L3S members Avishek Anand and Ralph Ewerth as well as the Visual Analytics Research Group of the German National Library of Science and Technology (TIB) received the "Best Paper Award" for their contribution "Understanding, Categorizing and Predicting Semantic Image-Text Relations" at this year's ACM International Conference on Multimedia Retrieval (ACM ICMR). The conference took place from 10 to 13 June 2019 in Ottawa, Canada. A total of 84 papers in the "Full Paper" category were submitted for review, of which 26 were invited to present a paper at the conference.
In the paper, the current state of art on image-text relations is supplemented by a further dimension. So far, image-text combinations have been characterized using the two metrics "Cross-modal Mutual Information" (CMI) ("How many objects/persons do image and text have in common?") and "Semantic Correlation" (SC) ("How much interpretation and context do image and text share?"). The winning paper now adds another dimension: the status relation of image and text. This relation describes whether both modalities – text and image – are equally important in conveying information or if one of them plays a superior role.
It is further shown how these three metrics can be used to derive a categorization of semantic image-text classes that allows (automatic) classification of image-text pairs according to their type. The authors worked interdisciplinary and took up research results from the communication sciences and transferred them in the field of multimedia information retrieval.
The authors present a system based on deep neural networks ("deep learning") that can automatically determine these image-text metrics and classes. To train such networks and to support future research, an (almost completely) automatically generated dataset is made publicly available.

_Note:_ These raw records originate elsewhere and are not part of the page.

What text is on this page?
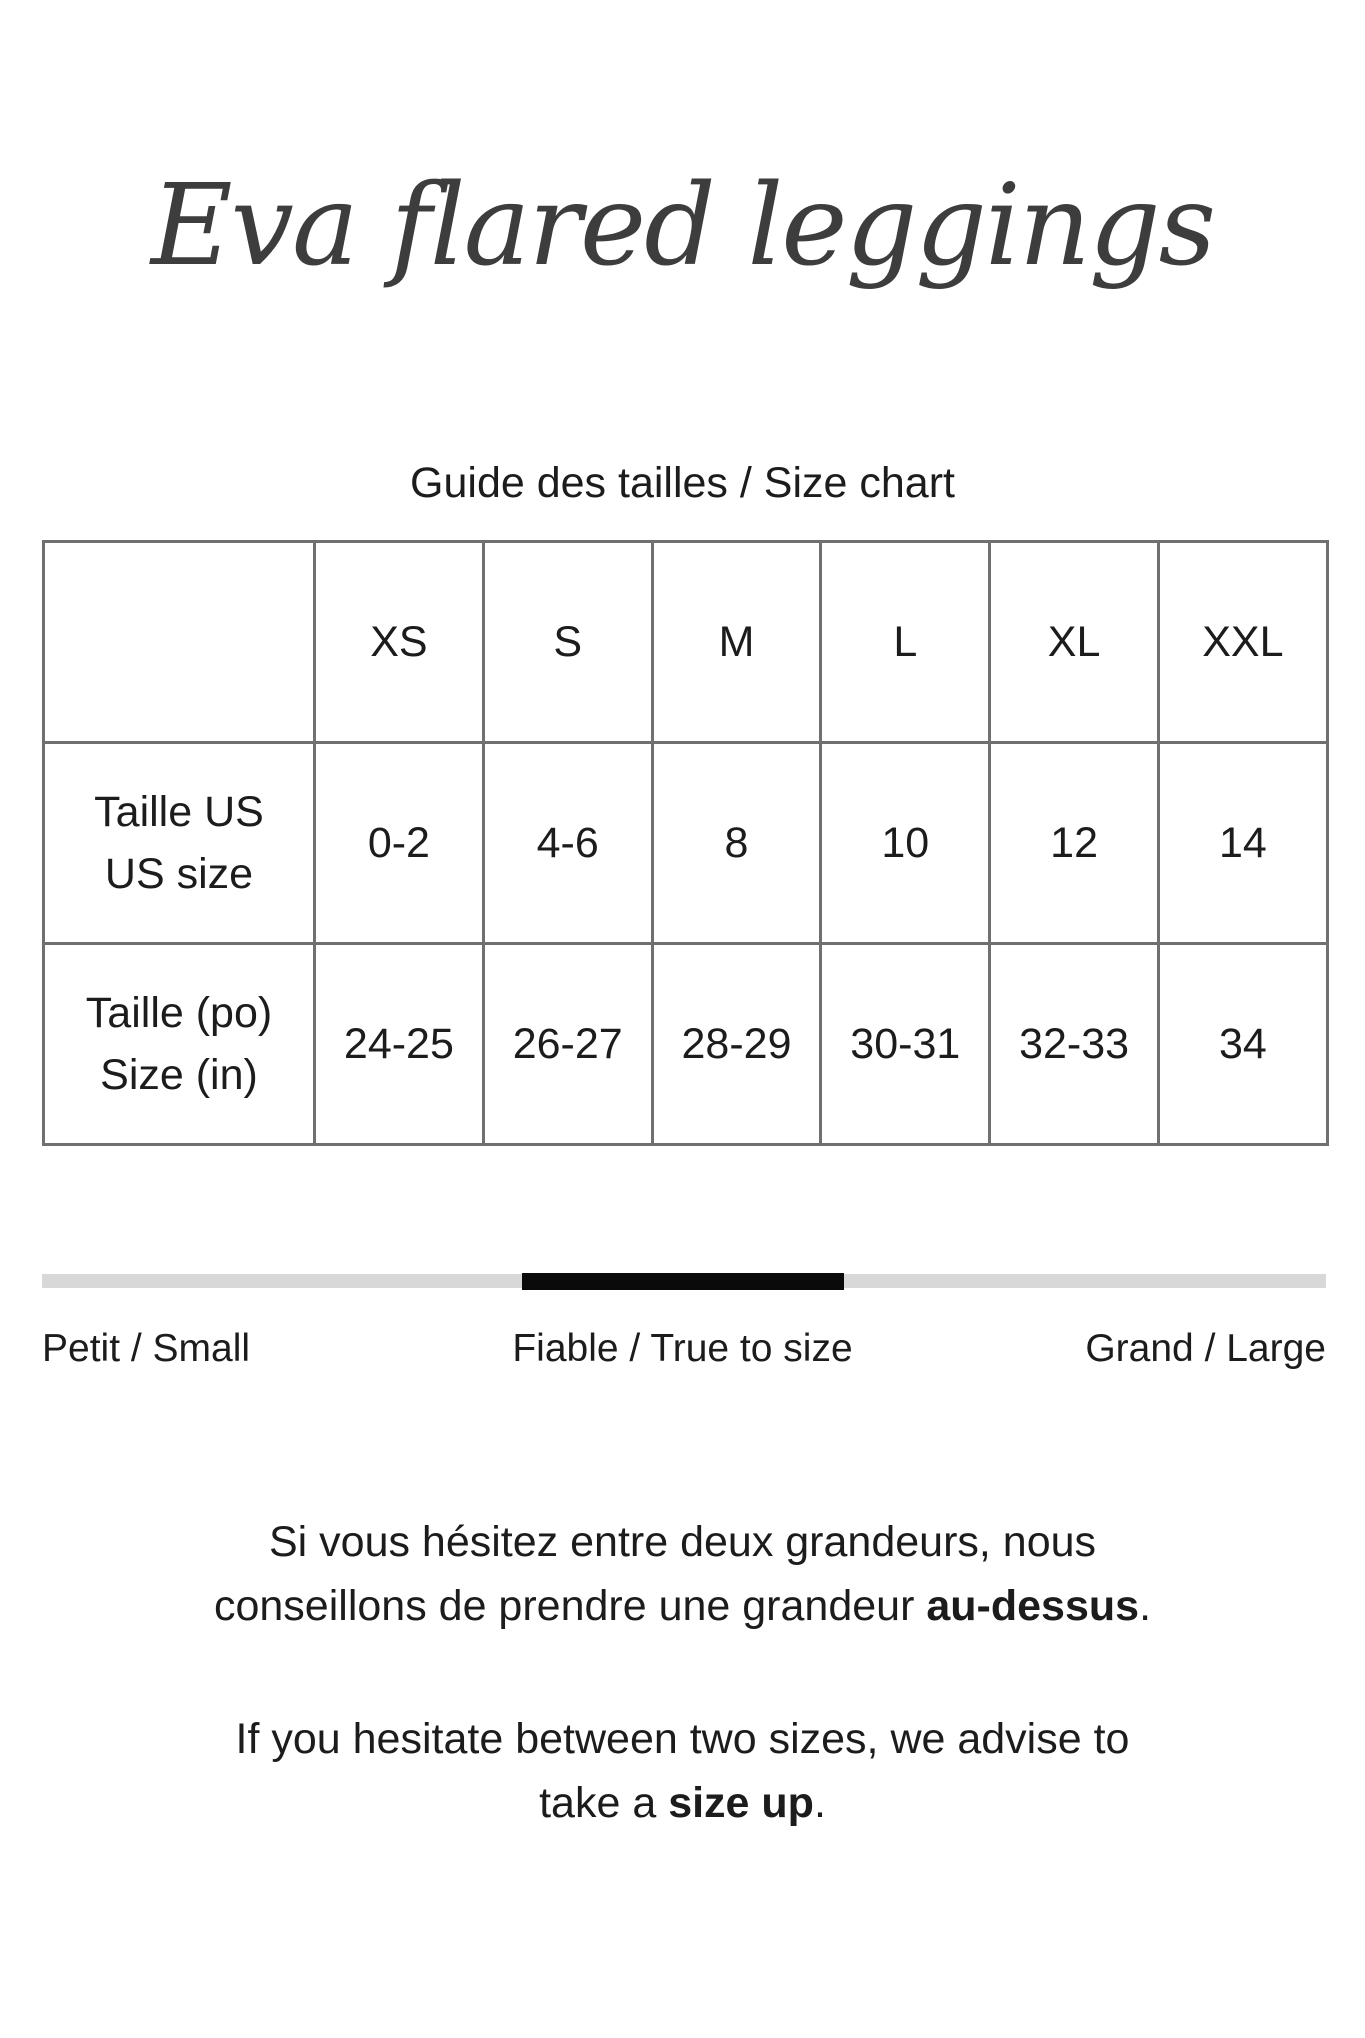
Eva flared leggings
Guide des tailles / Size chart
	XS	S	M	L	XL	XXL

Taille US
US size	0-2	4-6	8	10	12	14

Taille (po)
Size (in)	24-25	26-27	28-29	30-31	32-33	34
Petit / Small	Fiable / True to size	Grand / Large
Si vous hésitez entre deux grandeurs, nous
conseillons de prendre une grandeur au-dessus.
If you hesitate between two sizes, we advise to
take a size up.
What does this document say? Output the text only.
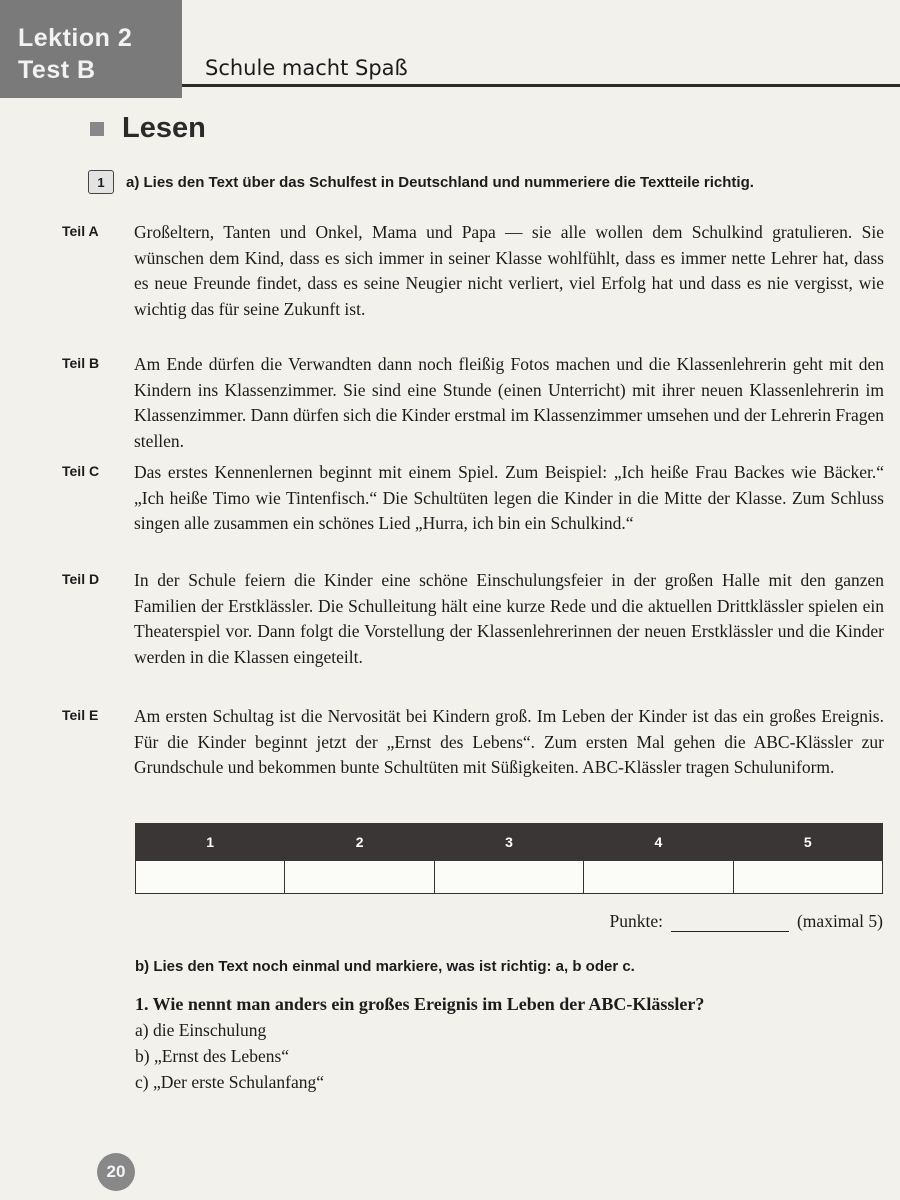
Lektion 2
Test B	Schule macht Spaß
Lesen
1	a) Lies den Text über das Schulfest in Deutschland und nummeriere die Textteile richtig.
Teil A	Großeltern, Tanten und Onkel, Mama und Papa — sie alle wollen dem Schulkind gratulieren. Sie wünschen dem Kind, dass es sich immer in seiner Klasse wohlfühlt, dass es immer nette Lehrer hat, dass es neue Freunde findet, dass es seine Neugier nicht verliert, viel Erfolg hat und dass es nie vergisst, wie wichtig das für seine Zukunft ist.
Teil B	Am Ende dürfen die Verwandten dann noch fleißig Fotos machen und die Klassenlehrerin geht mit den Kindern ins Klassenzimmer. Sie sind eine Stunde (einen Unterricht) mit ihrer neuen Klassenlehrerin im Klassenzimmer. Dann dürfen sich die Kinder erstmal im Klassenzimmer umsehen und der Lehrerin Fragen stellen.
Teil C	Das erstes Kennenlernen beginnt mit einem Spiel. Zum Beispiel: „Ich heiße Frau Backes wie Bäcker.“ „Ich heiße Timo wie Tintenfisch.“ Die Schultüten legen die Kinder in die Mitte der Klasse. Zum Schluss singen alle zusammen ein schönes Lied „Hurra, ich bin ein Schulkind.“
Teil D	In der Schule feiern die Kinder eine schöne Einschulungsfeier in der großen Halle mit den ganzen Familien der Erstklässler. Die Schulleitung hält eine kurze Rede und die aktuellen Drittklässler spielen ein Theaterspiel vor. Dann folgt die Vorstellung der Klassenlehrerinnen der neuen Erstklässler und die Kinder werden in die Klassen eingeteilt.
Teil E	Am ersten Schultag ist die Nervosität bei Kindern groß. Im Leben der Kinder ist das ein großes Ereignis. Für die Kinder beginnt jetzt der „Ernst des Lebens“. Zum ersten Mal gehen die ABC-Klässler zur Grundschule und bekommen bunte Schultüten mit Süßigkeiten. ABC-Klässler tragen Schuluniform.
1	2	3	4	5

Punkte:	(maximal 5)
b) Lies den Text noch einmal und markiere, was ist richtig: a, b oder c.
1. Wie nennt man anders ein großes Ereignis im Leben der ABC-Klässler?
a) die Einschulung
b) „Ernst des Lebens“
c) „Der erste Schulanfang“
20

Applications for this work can be found, for example, in the field of web-based learning or in schools: here, user-specific or topic-specific content can be filtered or sorted according to relevance. Potentially, however, the results can be applied to many different tasks in the context of multimodal information (generation of image descriptions, automatic question answering, search engines, etc.), as they provide a deeper insight into the interplay of image and text from a computer science perspective.